When I first learned a couple months back that Gage & Tollner, the 125-year-old Brooklyn landmark, was planning to reopen this month, my mind raced back to the amazing “soft clam belly broil” appetizer. Try to picture about a dozen sweet and tender bivalves crammed onto a single slab of toast, the entirety drenched in butter. I was reminded also of the sinfully rich seafood bisques and the glorious thick chops the restaurant was famous for back when I reviewed it for The Brooklyn Paper.
I couldn’t wait to go back — to see if one actually could go back.
It turns out you can’t.
The night before the restaurant was scheduled to reopen on March 15, the owners had to abort because of the coronavirus pandemic.
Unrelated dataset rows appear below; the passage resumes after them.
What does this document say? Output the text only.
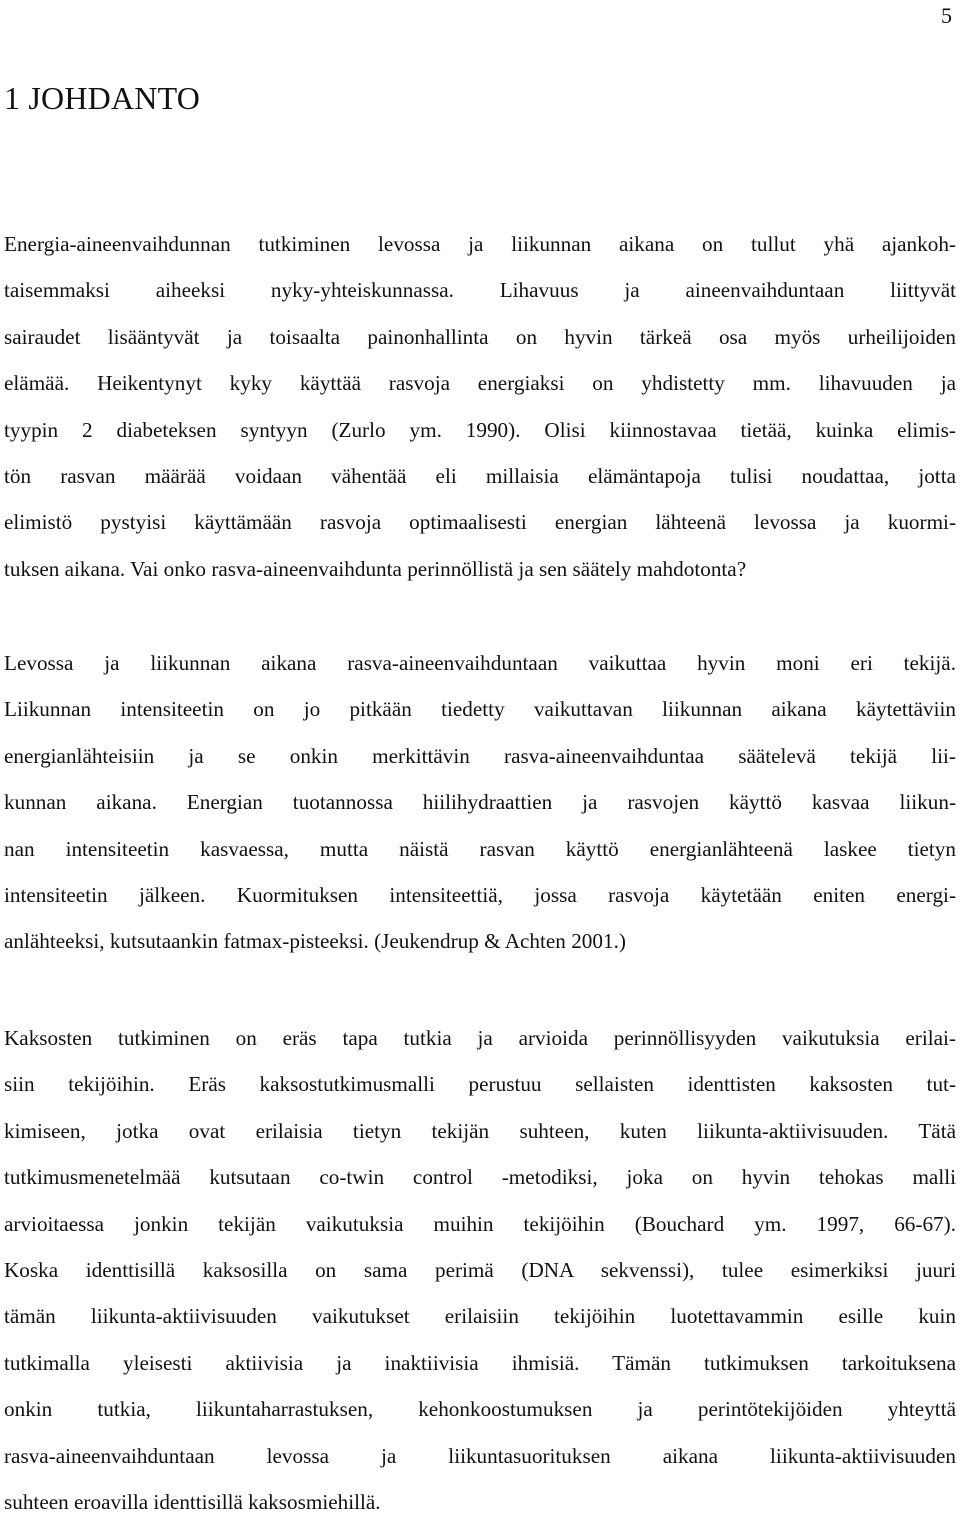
5
1 JOHDANTO

Energia-aineenvaihdunnan tutkiminen levossa ja liikunnan aikana on tullut yhä ajankoh-
taisemmaksi aiheeksi nyky-yhteiskunnassa. Lihavuus ja aineenvaihduntaan liittyvät
sairaudet lisääntyvät ja toisaalta painonhallinta on hyvin tärkeä osa myös urheilijoiden
elämää. Heikentynyt kyky käyttää rasvoja energiaksi on yhdistetty mm. lihavuuden ja
tyypin 2 diabeteksen syntyyn (Zurlo ym. 1990). Olisi kiinnostavaa tietää, kuinka elimis-
tön rasvan määrää voidaan vähentää eli millaisia elämäntapoja tulisi noudattaa, jotta
elimistö pystyisi käyttämään rasvoja optimaalisesti energian lähteenä levossa ja kuormi-
tuksen aikana. Vai onko rasva-aineenvaihdunta perinnöllistä ja sen säätely mahdotonta?

Levossa ja liikunnan aikana rasva-aineenvaihduntaan vaikuttaa hyvin moni eri tekijä.
Liikunnan intensiteetin on jo pitkään tiedetty vaikuttavan liikunnan aikana käytettäviin
energianlähteisiin ja se onkin merkittävin rasva-aineenvaihduntaa säätelevä tekijä lii-
kunnan aikana. Energian tuotannossa hiilihydraattien ja rasvojen käyttö kasvaa liikun-
nan intensiteetin kasvaessa, mutta näistä rasvan käyttö energianlähteenä laskee tietyn
intensiteetin jälkeen. Kuormituksen intensiteettiä, jossa rasvoja käytetään eniten energi-
anlähteeksi, kutsutaankin fatmax-pisteeksi. (Jeukendrup & Achten 2001.)

Kaksosten tutkiminen on eräs tapa tutkia ja arvioida perinnöllisyyden vaikutuksia erilai-
siin tekijöihin. Eräs kaksostutkimusmalli perustuu sellaisten identtisten kaksosten tut-
kimiseen, jotka ovat erilaisia tietyn tekijän suhteen, kuten liikunta-aktiivisuuden. Tätä
tutkimusmenetelmää kutsutaan co-twin control -metodiksi, joka on hyvin tehokas malli
arvioitaessa jonkin tekijän vaikutuksia muihin tekijöihin (Bouchard ym. 1997, 66-67).
Koska identtisillä kaksosilla on sama perimä (DNA sekvenssi), tulee esimerkiksi juuri
tämän liikunta-aktiivisuuden vaikutukset erilaisiin tekijöihin luotettavammin esille kuin
tutkimalla yleisesti aktiivisia ja inaktiivisia ihmisiä. Tämän tutkimuksen tarkoituksena
onkin tutkia, liikuntaharrastuksen, kehonkoostumuksen ja perintötekijöiden yhteyttä
rasva-aineenvaihduntaan levossa ja liikuntasuorituksen aikana liikunta-aktiivisuuden
suhteen eroavilla identtisillä kaksosmiehillä.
The restoration, which was 16 years in the making, has been indefinitely postponed, according to the website.
Whether G & T will ever open again remains to be seen. As Tim Gilberto wrote yesterday, the attrition rate among active restaurants is preternaturally high right now. That doesn’t bode well for new ventures.
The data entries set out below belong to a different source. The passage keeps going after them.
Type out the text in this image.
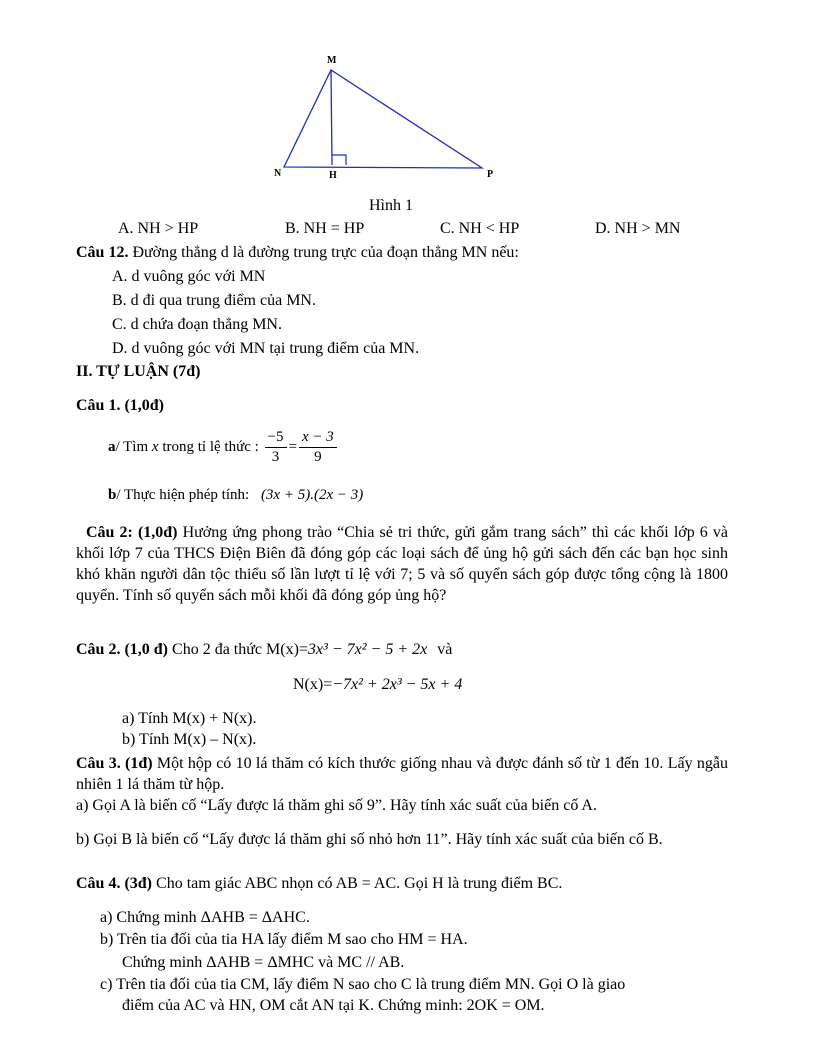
M
N	H	P
Hình 1
A. NH > HP	B. NH = HP	C. NH < HP	D. NH > MN
Câu 12. Đường thẳng d là đường trung trực của đoạn thẳng MN nếu:
A. d vuông góc với MN
B. d đi qua trung điểm của MN.
C. d chứa đoạn thẳng MN.
D. d vuông góc với MN tại trung điểm của MN.
II. TỰ LUẬN (7đ)
Câu 1. (1,0đ)
a/ Tìm x trong tỉ lệ thức : $\frac{-5}{3} = \frac{x - 3}{9}$
b/ Thực hiện phép tính: (3x + 5).(2x − 3)
Câu 2: (1,0đ) Hưởng ứng phong trào “Chia sẻ tri thức, gửi gắm trang sách” thì các khối lớp 6 và khối lớp 7 của THCS Điện Biên đã đóng góp các loại sách để ủng hộ gửi sách đến các bạn học sinh khó khăn người dân tộc thiểu số lần lượt tỉ lệ với 7; 5 và số quyển sách góp được tổng cộng là 1800 quyển. Tính số quyển sách mỗi khối đã đóng góp ủng hộ?
Câu 2. (1,0 đ) Cho 2 đa thức M(x)=3x³ − 7x² − 5 + 2x và
N(x)=−7x² + 2x³ − 5x + 4
a) Tính M(x) + N(x).
b) Tính M(x) – N(x).
Câu 3. (1đ) Một hộp có 10 lá thăm có kích thước giống nhau và được đánh số từ 1 đến 10. Lấy ngẫu nhiên 1 lá thăm từ hộp.
a) Gọi A là biến cố “Lấy được lá thăm ghi số 9”. Hãy tính xác suất của biến cố A.
b) Gọi B là biến cố “Lấy được lá thăm ghi số nhỏ hơn 11”. Hãy tính xác suất của biến cố B.
Câu 4. (3đ) Cho tam giác ABC nhọn có AB = AC. Gọi H là trung điểm BC.
a) Chứng minh ΔAHB = ΔAHC.
b) Trên tia đối của tia HA lấy điểm M sao cho HM = HA.
Chứng minh ΔAHB = ΔMHC và MC // AB.
c) Trên tia đối của tia CM, lấy điểm N sao cho C là trung điểm MN. Gọi O là giao
điểm của AC và HN, OM cắt AN tại K. Chứng minh: 2OK = OM.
A New York Times headline asks a painful-to-contemplate question: “Will We Have an America Without Restaurants?” Equally hard to countenance is the byline of the article: Andrew Carmellini, Tom Colicchio, Danny Meyer, Missy Robbins, Marcus Samuelsson, and Adam Saper. That’s six of New York’s most celebrated chefs and restaurateurs wondering about their — and our — future.